Auch das minimalistische Design stieß auf Anklang, wurde von damaligen Style-Magazinen sogar als „Werk der Kunst um 39 Cents“ gefeiert. Der wirtschaftliche Durchbruch war aber nicht das Verdienst von Earl Tupper. Zum Gesicht der Marke wurde mehr und mehr seine Mitarbeiterin Brownie Wise. Ihre Geschichte ist so außergewöhnlich wie symptomatisch für die Zeit: Die Alleinerzieherin begann aus Not heraus das noch wenig erfolgreiche Tupper-Plastikgeschirr privat zu vertreiben. Wofür sie sich des zwar bereits bekannten Systems des Hausverkaufs bediente, es aber auf unbekannte Weise perfektionierte und eventisierte. Woraufhin Earl Tupper sie ins Unternehmen holte.
Wie keine Frau zuvor startete sie als Verkäuferin durch, wurde als erste auf dem Titelbild der Business Week abgedruckt. Wise gründete eine eigene Zeitung, in der die fleißigsten Vertreterinnen samt ihrer illustren Kundinnen abgebildet wurden. Es gab Prämien wie Cadillacs und Pelzmäntel, jährlich wurde gemeinsam unter verschiedenen Themen gefeiert. Die emotionale Bindung an das Produkt für die Verkäuferinnen und die Kundinnen war enorm.

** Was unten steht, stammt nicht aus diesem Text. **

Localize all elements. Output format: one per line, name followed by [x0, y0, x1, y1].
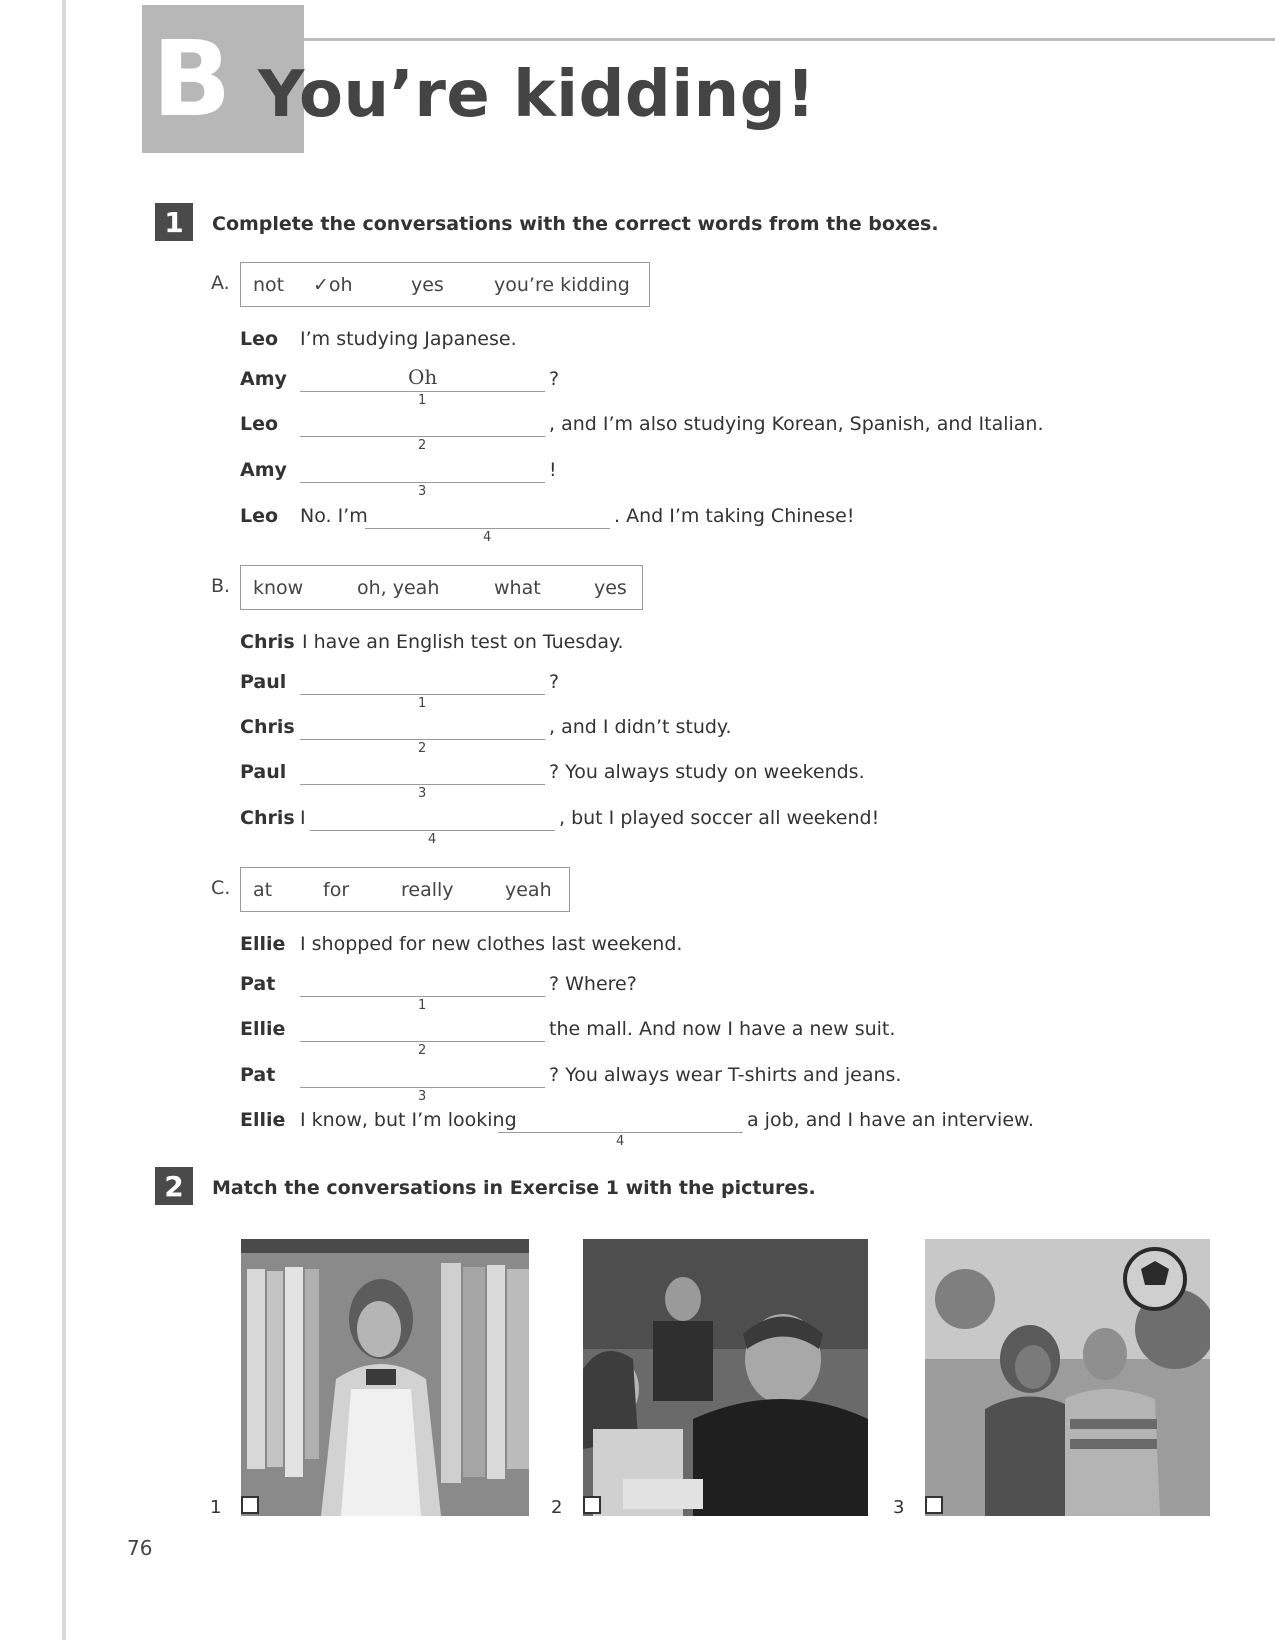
blank-number: 4: [428, 832, 437, 847]
speaker-name: Ellie: [240, 1018, 286, 1040]
dialogue-text: I know, but I’m looking: [300, 1109, 517, 1131]
speaker-name: Leo: [240, 505, 279, 527]
blank-number: 1: [418, 393, 427, 408]
page-binding-edge: [62, 0, 66, 1640]
speaker-name: Ellie: [240, 1109, 286, 1131]
exercise-2-instruction: Match the conversations in Exercise 1 wi…: [212, 1177, 816, 1199]
dialogue-text: . And I’m taking Chinese!: [614, 505, 855, 527]
picture-number: 3: [893, 1497, 905, 1518]
word-box-item: ✓oh: [313, 274, 353, 296]
dialogue-text: I shopped for new clothes last weekend.: [300, 933, 683, 955]
blank-number: 2: [418, 1043, 427, 1058]
section-a-word-box: not ✓oh yes you’re kidding: [240, 262, 650, 307]
dialogue-text: the mall. And now I have a new suit.: [549, 1018, 896, 1040]
header-rule: [290, 38, 1275, 41]
dialogue-text: I: [300, 807, 306, 829]
photo-friends-playing-soccer: [925, 1239, 1210, 1516]
picture-number: 2: [551, 1497, 563, 1518]
speaker-name: Pat: [240, 973, 276, 995]
speaker-name: Chris: [240, 631, 295, 653]
blank-number: 2: [418, 741, 427, 756]
answer-blank[interactable]: [310, 830, 555, 831]
answer-blank[interactable]: [300, 482, 545, 483]
word-box-item: know: [253, 577, 304, 599]
answer-blank[interactable]: [365, 528, 610, 529]
blank-number: 3: [418, 1089, 427, 1104]
word-box-item: yeah: [505, 879, 552, 901]
speaker-name: Leo: [240, 413, 279, 435]
handwritten-answer: Oh: [408, 365, 438, 389]
section-letter: B: [152, 18, 232, 140]
section-a-letter: A.: [211, 272, 230, 294]
blank-number: 3: [418, 786, 427, 801]
answer-blank[interactable]: [498, 1132, 743, 1133]
page-title: You’re kidding!: [258, 58, 816, 132]
answer-blank[interactable]: [300, 1087, 545, 1088]
picture-2-checkbox[interactable]: [583, 1496, 601, 1514]
dialogue-text: ? You always wear T-shirts and jeans.: [549, 1064, 902, 1086]
word-box-item: at: [253, 879, 273, 901]
speaker-name: Amy: [240, 368, 287, 390]
exercise-2-number: 2: [155, 1167, 193, 1205]
speaker-name: Chris: [240, 807, 295, 829]
speaker-name: Ellie: [240, 933, 286, 955]
dialogue-text: No. I’m: [300, 505, 368, 527]
picture-number: 1: [210, 1497, 222, 1518]
dialogue-text: a job, and I have an interview.: [747, 1109, 1034, 1131]
picture-3-checkbox[interactable]: [925, 1496, 943, 1514]
blank-number: 1: [418, 998, 427, 1013]
word-box-item: not: [253, 274, 285, 296]
answer-blank[interactable]: [300, 739, 545, 740]
speaker-name: Chris: [240, 716, 295, 738]
word-box-item: what: [494, 577, 541, 599]
speaker-name: Pat: [240, 1064, 276, 1086]
speaker-name: Leo: [240, 328, 279, 350]
blank-number: 4: [483, 530, 492, 545]
photo-woman-shopping-clothes: [241, 1239, 529, 1516]
section-b-word-box: know oh, yeah what yes: [240, 565, 643, 610]
blank-number: 4: [616, 1134, 625, 1149]
answer-blank[interactable]: [300, 694, 545, 695]
blank-number: 1: [418, 696, 427, 711]
dialogue-text: ?: [549, 671, 560, 693]
exercise-1-instruction: Complete the conversations with the corr…: [212, 213, 939, 235]
word-box-item: yes: [411, 274, 444, 296]
dialogue-text: I have an English test on Tuesday.: [302, 631, 624, 653]
speaker-name: Paul: [240, 761, 287, 783]
section-c-word-box: at for really yeah: [240, 867, 570, 912]
section-b-letter: B.: [211, 575, 231, 597]
word-box-item: you’re kidding: [494, 274, 630, 296]
answer-blank[interactable]: [300, 996, 545, 997]
answer-blank[interactable]: [300, 436, 545, 437]
dialogue-text: ?: [549, 368, 560, 390]
page-number: 76: [127, 1536, 153, 1560]
shopping-scene-icon: [241, 1239, 529, 1516]
dialogue-text: ? Where?: [549, 973, 637, 995]
photo-students-in-class: [583, 1239, 868, 1516]
speaker-name: Amy: [240, 459, 287, 481]
answer-blank[interactable]: [300, 1041, 545, 1042]
word-box-item: oh, yeah: [357, 577, 440, 599]
picture-1-checkbox[interactable]: [241, 1496, 259, 1514]
speaker-name: Paul: [240, 671, 287, 693]
exercise-1-number: 1: [155, 203, 193, 241]
classroom-scene-icon: [583, 1239, 868, 1516]
answer-blank[interactable]: [300, 784, 545, 785]
blank-number: 2: [418, 438, 427, 453]
answer-blank[interactable]: [300, 391, 545, 392]
dialogue-text: , and I didn’t study.: [549, 716, 732, 738]
word-box-item: yes: [594, 577, 627, 599]
dialogue-text: I’m studying Japanese.: [300, 328, 517, 350]
word-box-item: really: [401, 879, 454, 901]
dialogue-text: ? You always study on weekends.: [549, 761, 865, 783]
soccer-scene-icon: [925, 1239, 1210, 1516]
dialogue-text: , and I’m also studying Korean, Spanish,…: [549, 413, 1044, 435]
blank-number: 3: [418, 484, 427, 499]
section-c-letter: C.: [211, 877, 231, 899]
word-box-item: for: [323, 879, 350, 901]
dialogue-text: , but I played soccer all weekend!: [559, 807, 880, 829]
dialogue-text: !: [549, 459, 557, 481]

Film mit Sandra Bullock liegt auf EisZu viel Emotion, zu viel Öffentlichkeit für Brownie Wise. Fand Earl Tupper. 1958 ließen er sie ohne Begründung einfach feuern, ihr Andenken tilgen, ihre Bücher wurden später auf dem Firmengelände sogar „begraben“. Wise wurde Töpferin. Weniger erfolgreich. Sie starb 1992. Bob Kealings Buch „Tupperware Unsealed“ stellte sie 2008 wieder in den Fokus. Sogar ein Film mit Sandra Bullock in ihrer Rolle wurde 2014 angekündigt. Das Filmprojekt scheint von Sony Pictures äußerst gut und luftdicht verpackt irgendwo zu lagern.